- The House Financial Services Committee dubbed the week of July 14 as Crypto Week, a period to deliberate on key digital asset legislations.
- Lawmakers will deliberate on the CLARITY bill, the CBDC Anti-Surveillance State Act, and the GENIUS bill.
- Progress around the bills could trigger a rise in digital assets like Bitcoin, Ethereum and Solana.
The US House is set to hold a final stage of consideration for key crypto regulatory bills the week of July 14, which could mark a pivotal moment for the industry.
Historic Crypto Week could prove critical digital assets
The crypto market is poised for a wave of volatility in the coming weeks as the US House of Representatives is set to deliberate on three key bills addressing digital asset regulations.
House Financial Services Committee Chairman French Hill and House Agriculture Committee Chairman Glenn 'GT' Thompson, in coordination with House Leadership, have officially declared the week of July 14 as 'Crypto Week,' according to a press release on Thursday.
Crypto Week is expected to spotlight digital asset regulations and advance key legislative efforts in the crypto industry.
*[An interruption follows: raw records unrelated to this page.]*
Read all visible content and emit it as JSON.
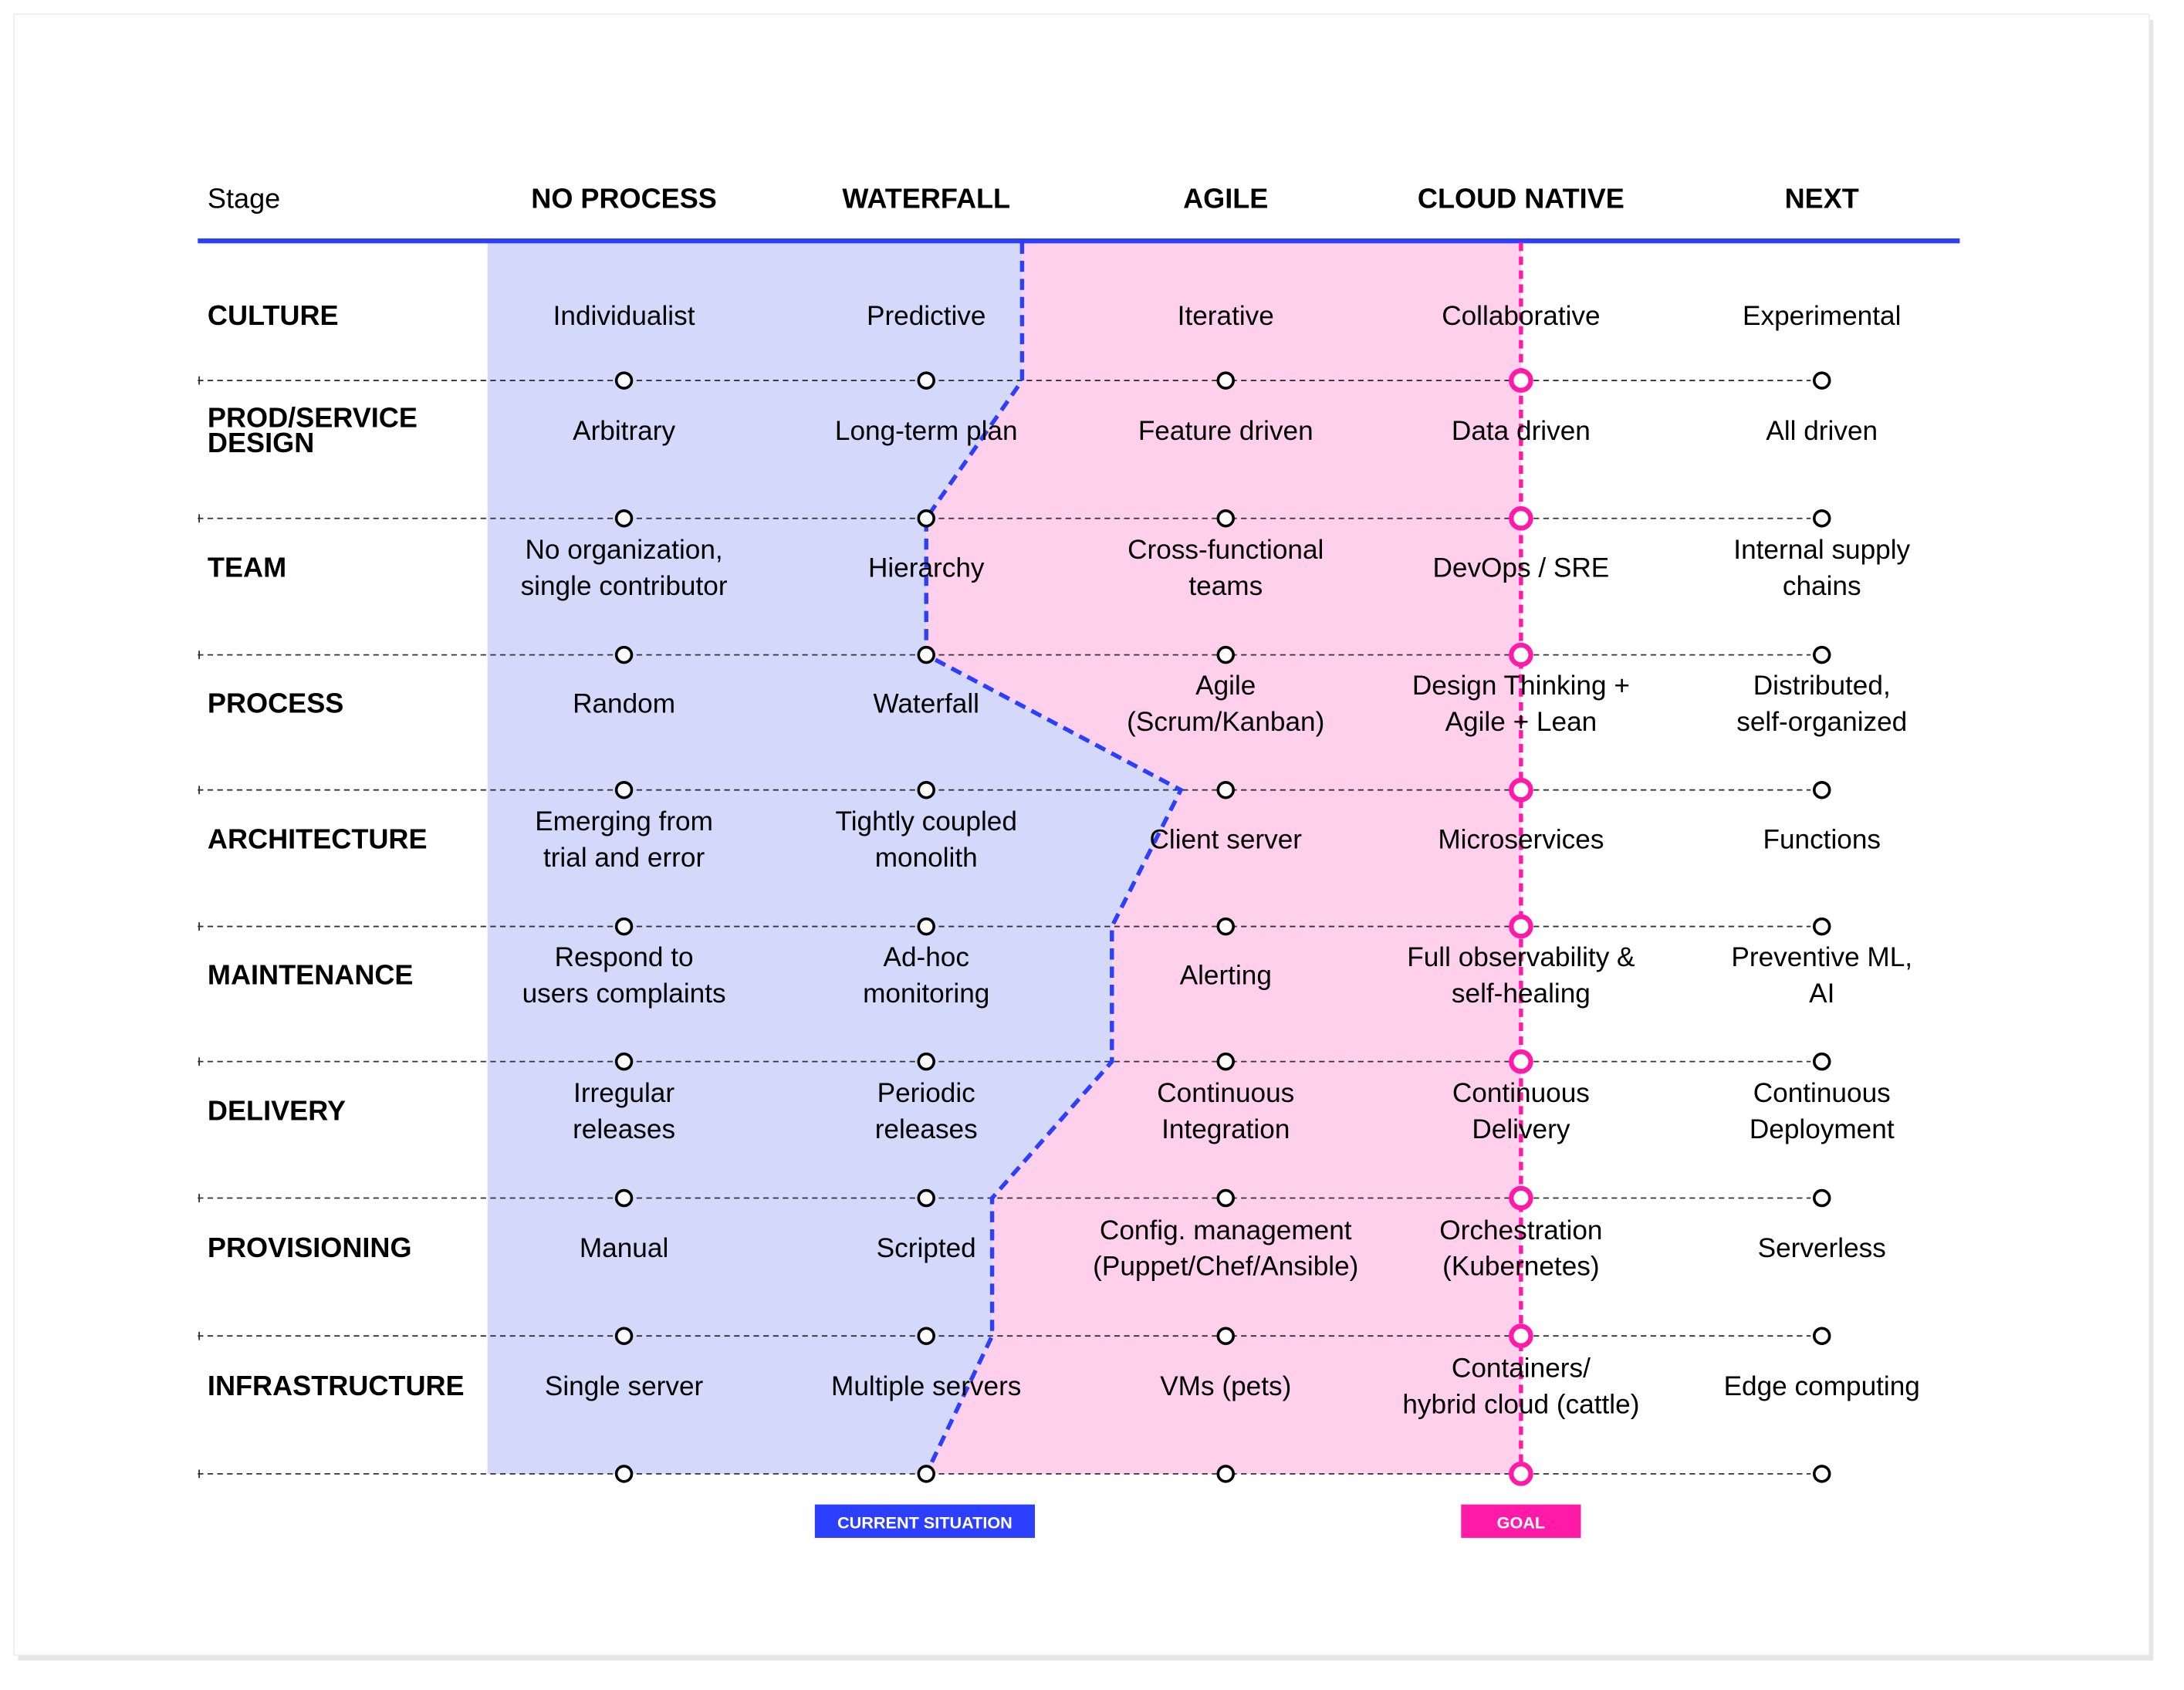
{
  "colors": {
    "blue": "#2b3ffc",
    "pink": "#ff1aa8",
    "blue_area": "#d4d9fc",
    "pink_area": "#ffd0ec"
  },
  "header": {
    "stage_label": "Stage",
    "columns": [
      "NO PROCESS",
      "WATERFALL",
      "AGILE",
      "CLOUD NATIVE",
      "NEXT"
    ]
  },
  "rows": [
    {
      "category": [
        "CULTURE"
      ],
      "cells": [
        [
          "Individualist"
        ],
        [
          "Predictive"
        ],
        [
          "Iterative"
        ],
        [
          "Collaborative"
        ],
        [
          "Experimental"
        ]
      ],
      "current_level": 2.32
    },
    {
      "category": [
        "PROD/SERVICE",
        "DESIGN"
      ],
      "cells": [
        [
          "Arbitrary"
        ],
        [
          "Long-term plan"
        ],
        [
          "Feature driven"
        ],
        [
          "Data driven"
        ],
        [
          "All driven"
        ]
      ],
      "current_level": 2.0
    },
    {
      "category": [
        "TEAM"
      ],
      "cells": [
        [
          "No organization,",
          "single contributor"
        ],
        [
          "Hierarchy"
        ],
        [
          "Cross-functional",
          "teams"
        ],
        [
          "DevOps / SRE"
        ],
        [
          "Internal supply",
          "chains"
        ]
      ],
      "current_level": 2.0
    },
    {
      "category": [
        "PROCESS"
      ],
      "cells": [
        [
          "Random"
        ],
        [
          "Waterfall"
        ],
        [
          "Agile",
          "(Scrum/Kanban)"
        ],
        [
          "Design Thinking +",
          "Agile + Lean"
        ],
        [
          "Distributed,",
          "self-organized"
        ]
      ],
      "current_level": 2.85
    },
    {
      "category": [
        "ARCHITECTURE"
      ],
      "cells": [
        [
          "Emerging from",
          "trial and error"
        ],
        [
          "Tightly coupled",
          "monolith"
        ],
        [
          "Client server"
        ],
        [
          "Microservices"
        ],
        [
          "Functions"
        ]
      ],
      "current_level": 2.62
    },
    {
      "category": [
        "MAINTENANCE"
      ],
      "cells": [
        [
          "Respond to",
          "users complaints"
        ],
        [
          "Ad-hoc",
          "monitoring"
        ],
        [
          "Alerting"
        ],
        [
          "Full observability &",
          "self-healing"
        ],
        [
          "Preventive ML,",
          "AI"
        ]
      ],
      "current_level": 2.62
    },
    {
      "category": [
        "DELIVERY"
      ],
      "cells": [
        [
          "Irregular",
          "releases"
        ],
        [
          "Periodic",
          "releases"
        ],
        [
          "Continuous",
          "Integration"
        ],
        [
          "Continuous",
          "Delivery"
        ],
        [
          "Continuous",
          "Deployment"
        ]
      ],
      "current_level": 2.22
    },
    {
      "category": [
        "PROVISIONING"
      ],
      "cells": [
        [
          "Manual"
        ],
        [
          "Scripted"
        ],
        [
          "Config. management",
          "(Puppet/Chef/Ansible)"
        ],
        [
          "Orchestration",
          "(Kubernetes)"
        ],
        [
          "Serverless"
        ]
      ],
      "current_level": 2.22
    },
    {
      "category": [
        "INFRASTRUCTURE"
      ],
      "cells": [
        [
          "Single server"
        ],
        [
          "Multiple servers"
        ],
        [
          "VMs (pets)"
        ],
        [
          "Containers/",
          "hybrid cloud (cattle)"
        ],
        [
          "Edge computing"
        ]
      ],
      "current_level": 2.0
    }
  ],
  "goal_level": 4,
  "legend": {
    "current": "CURRENT SITUATION",
    "goal": "GOAL"
  }
}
House lawmakers will consider the GENIUS bill, the CLARITY bill, and the Anti-CBDC Surveillance State Act all in the same week, boosting expectations that crypto regulations will reach President Trump's desk before the August recess.
"We are taking historic steps to ensure the United States remains the world's leader in innovation and I look forward to 'Crypto Week' in the House," wrote Rep French Hill in the press release.
The GENIUS and CLARITY bills are focused on regulating cryptocurrency issuance and establishing a comprehensive regulatory framework for digital assets in the US.
The GENIUS bill specifically targets stablecoins, requiring issuers to hold full reserves backed by the Federal Reserve, as well as comply with anti-money laundering (AML) laws to ensure consumer protection and market stability.
Bernstein previously stated that if passed, the legislation would pave the way for stablecoins to evolve "from the money rail of crypto to the money rail of the internet." The research firm predicted that the stablecoin market could hit a $4 trillion valuation in the next 10 years.
Standard Chartered also maintained a similar position, forecasting that stablecoins could see nearly a tenfold rise to $2 trillion by the end of 2028. However, JPMorgan experts debunked the forecasts, dropping their estimates to $500 billion by 2028.
Meanwhile, the CLARITY bill, also known as the market structure bill, aims to provide clear guidance for the broader cryptocurrency market, encompassing cryptocurrencies, digital commodities, and decentralized finance (DeFi).
The bill also clarifies the regulatory jurisdiction of the Securities and Exchange Commission (SEC) and the Commodity Futures Trading Commission (CFTC) over cryptocurrencies.
On the other hand, the Anti-CBDC Surveillance State Act is a bill that aims to restrict the Federal Reserve (Fed) from developing, issuing, or using a Central Bank Digital Currency (CBDC) for monetary purposes.
Progress on each of the proposed bills could spark a surge in top cryptocurrencies such as Bitcoin (BTC), Ethereum (ETH), XRP, BNB, Solana (SOL) and Tron (TRX). Most of these Layer 1 tokens could benefit from the legislation, as they lead in several key metrics across the stablecoin and DeFi sectors.
However, it's important to be cautious of price movements in such times as cryptocurrencies sometimes follow a "buy the rumor, sell the news" pattern, where the market rises in anticipation of a key bullish event and then begins crashing as the event approaches.
By reducing long-standing regulatory uncertainty, the various crypto legislation could pave the way for increased participation from institutional and traditional investors.